Curious Cat Question

What do people here think of created or secondary world fantasy?

You know what these are: from JRR Tolkien's Lord of the Rings, CS Lewis' Narnia, Terry Pratchett's Discworld, Stephen Donaldson's The Land to the multitudes of epic fantasy series like George R.R. Martin, Raymond Feist, Robert Jordan and Terry Brooks. There's also the Dragonlance series (and probably its TSR brethren also), Piers Anthony's Xanth series, Ann McCaffrey's Pern (though this later turned into SF). In the case of the latter, try to think in terms of traditional fantasy worlds.

To define this, a created or secondary world is separate from the real one but with self-consistent rules (i.e. mythology, geography, natural laws, etc.). Think of it as a world that is not familiar or not recognizable from the one we know. For example, we may read about dragons but have you really seen one?

So do you read them? Why do you read them? Or would you read them?

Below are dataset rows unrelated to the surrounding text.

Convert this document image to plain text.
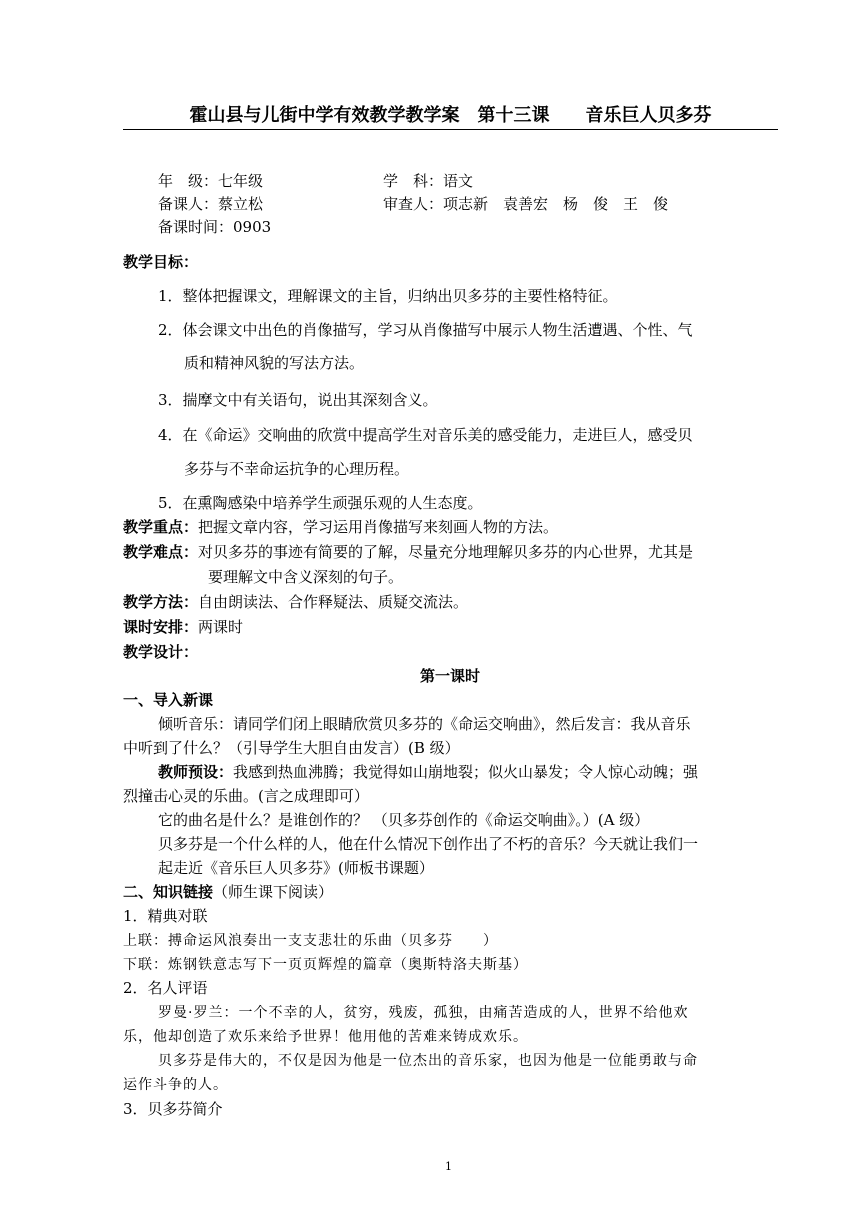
霍山县与儿街中学有效教学教学案　第十三课　　音乐巨人贝多芬
年　级：七年级	学　科：语文
备课人：蔡立松	审查人：项志新　袁善宏　杨　俊　王　俊
备课时间：0903
教学目标：
1．整体把握课文，理解课文的主旨，归纳出贝多芬的主要性格特征。
2．体会课文中出色的肖像描写，学习从肖像描写中展示人物生活遭遇、个性、气
质和精神风貌的写法方法。
3．揣摩文中有关语句，说出其深刻含义。
4．在《命运》交响曲的欣赏中提高学生对音乐美的感受能力，走进巨人，感受贝
多芬与不幸命运抗争的心理历程。
5．在熏陶感染中培养学生顽强乐观的人生态度。
教学重点：把握文章内容，学习运用肖像描写来刻画人物的方法。
教学难点：对贝多芬的事迹有简要的了解，尽量充分地理解贝多芬的内心世界，尤其是
要理解文中含义深刻的句子。
教学方法：自由朗读法、合作释疑法、质疑交流法。
课时安排：两课时
教学设计：
第一课时
一、导入新课
倾听音乐：请同学们闭上眼睛欣赏贝多芬的《命运交响曲》，然后发言：我从音乐
中听到了什么？（引导学生大胆自由发言）(B 级）
教师预设：我感到热血沸腾；我觉得如山崩地裂；似火山暴发；令人惊心动魄；强
烈撞击心灵的乐曲。(言之成理即可）
它的曲名是什么？是谁创作的？ （贝多芬创作的《命运交响曲》。）(A 级）
贝多芬是一个什么样的人，他在什么情况下创作出了不朽的音乐？今天就让我们一
起走近《音乐巨人贝多芬》(师板书课题）
二、知识链接（师生课下阅读）
1．精典对联
上联：搏命运风浪奏出一支支悲壮的乐曲（贝多芬　　）
下联：炼钢铁意志写下一页页辉煌的篇章（奥斯特洛夫斯基）
2．名人评语
罗曼·罗兰：一个不幸的人，贫穷，残废，孤独，由痛苦造成的人，世界不给他欢
乐，他却创造了欢乐来给予世界！他用他的苦难来铸成欢乐。
贝多芬是伟大的，不仅是因为他是一位杰出的音乐家，也因为他是一位能勇敢与命
运作斗争的人。
3．贝多芬简介
1
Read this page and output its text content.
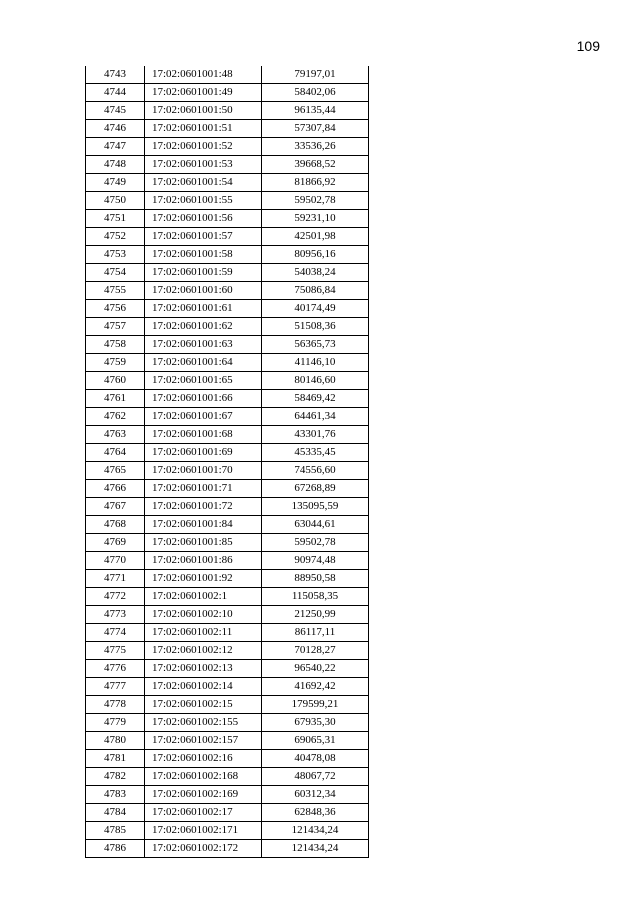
109
4743	17:02:0601001:48	79197,01
4744	17:02:0601001:49	58402,06
4745	17:02:0601001:50	96135,44
4746	17:02:0601001:51	57307,84
4747	17:02:0601001:52	33536,26
4748	17:02:0601001:53	39668,52
4749	17:02:0601001:54	81866,92
4750	17:02:0601001:55	59502,78
4751	17:02:0601001:56	59231,10
4752	17:02:0601001:57	42501,98
4753	17:02:0601001:58	80956,16
4754	17:02:0601001:59	54038,24
4755	17:02:0601001:60	75086,84
4756	17:02:0601001:61	40174,49
4757	17:02:0601001:62	51508,36
4758	17:02:0601001:63	56365,73
4759	17:02:0601001:64	41146,10
4760	17:02:0601001:65	80146,60
4761	17:02:0601001:66	58469,42
4762	17:02:0601001:67	64461,34
4763	17:02:0601001:68	43301,76
4764	17:02:0601001:69	45335,45
4765	17:02:0601001:70	74556,60
4766	17:02:0601001:71	67268,89
4767	17:02:0601001:72	135095,59
4768	17:02:0601001:84	63044,61
4769	17:02:0601001:85	59502,78
4770	17:02:0601001:86	90974,48
4771	17:02:0601001:92	88950,58
4772	17:02:0601002:1	115058,35
4773	17:02:0601002:10	21250,99
4774	17:02:0601002:11	86117,11
4775	17:02:0601002:12	70128,27
4776	17:02:0601002:13	96540,22
4777	17:02:0601002:14	41692,42
4778	17:02:0601002:15	179599,21
4779	17:02:0601002:155	67935,30
4780	17:02:0601002:157	69065,31
4781	17:02:0601002:16	40478,08
4782	17:02:0601002:168	48067,72
4783	17:02:0601002:169	60312,34
4784	17:02:0601002:17	62848,36
4785	17:02:0601002:171	121434,24
4786	17:02:0601002:172	121434,24
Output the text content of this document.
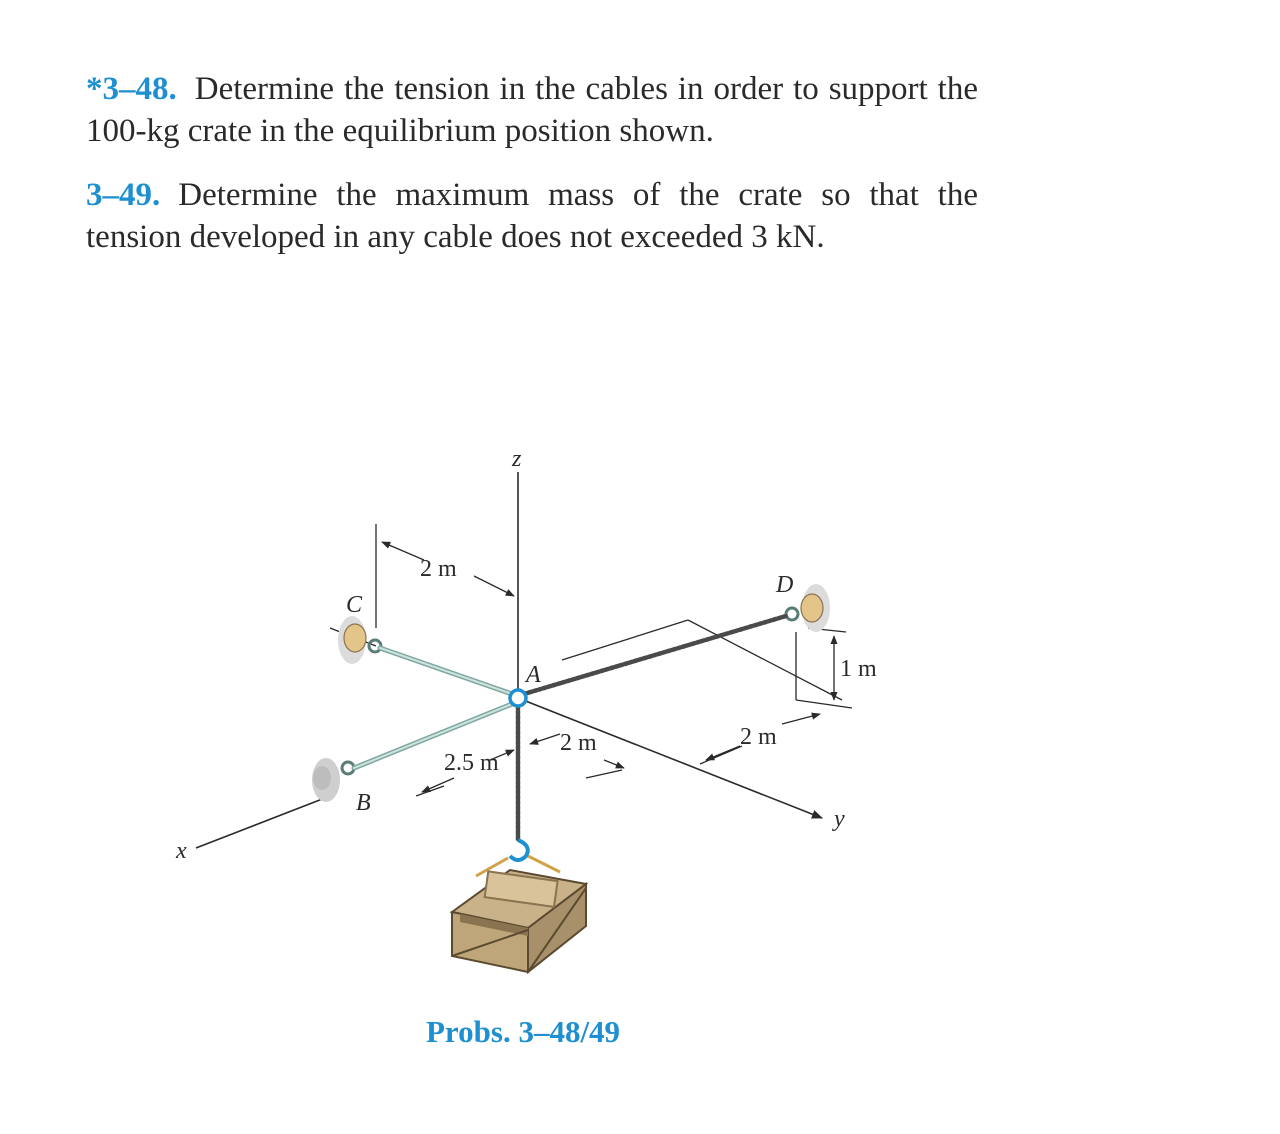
*3–48. Determine the tension in the cables in order to support the 100-kg crate in the equilibrium position shown.

3–49. Determine the maximum mass of the crate so that the tension developed in any cable does not exceeded 3 kN.

z
x
y
A
B
C
D
2 m
2.5 m
2 m	2 m
1 m

Probs. 3–48/49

More pertinently for the locals, would you read a secondary world fantasy story written by a Filipino? Should these even be considered? Have you ever thought of writing one?

Explain and discuss.

14 comments:

sharmaine said...

What's a secondary world fantasy?

banzai cat said...

That's any fantasy world created by the writer for the purpose of the story. But this term is usually used in connection to "traditional" fantasy. So think of Tolkien's Middle-Earth with its elves and dragons.

sharmaine said...

Ah, I see. hmmmm.

dodo dayao said...

Not much of a fan myself, having stopped at Tolkien and CS Lewis and eventually liking the films more. I did try dipping into some of them down the line - - -Jordan (RIP),Donaldson - - -but always thought they were secondhand JRR at best,significantly less of a challenge to read (and I would assume, write, although that's pure speculation on my part) and lacking any kind of emotional connect/resonance. Guess it's safe to say it's not my cuppa tea. Having said that, I'm a fan of Gormenghast and I like Mieville and Vandermeer and a handful of others but I'm not sure if any of this falls squarely in the tradition - - - or are even considered fantasies - - - maybe in the peripherals. And anything's possible. I could stumble on one that would steal my heart.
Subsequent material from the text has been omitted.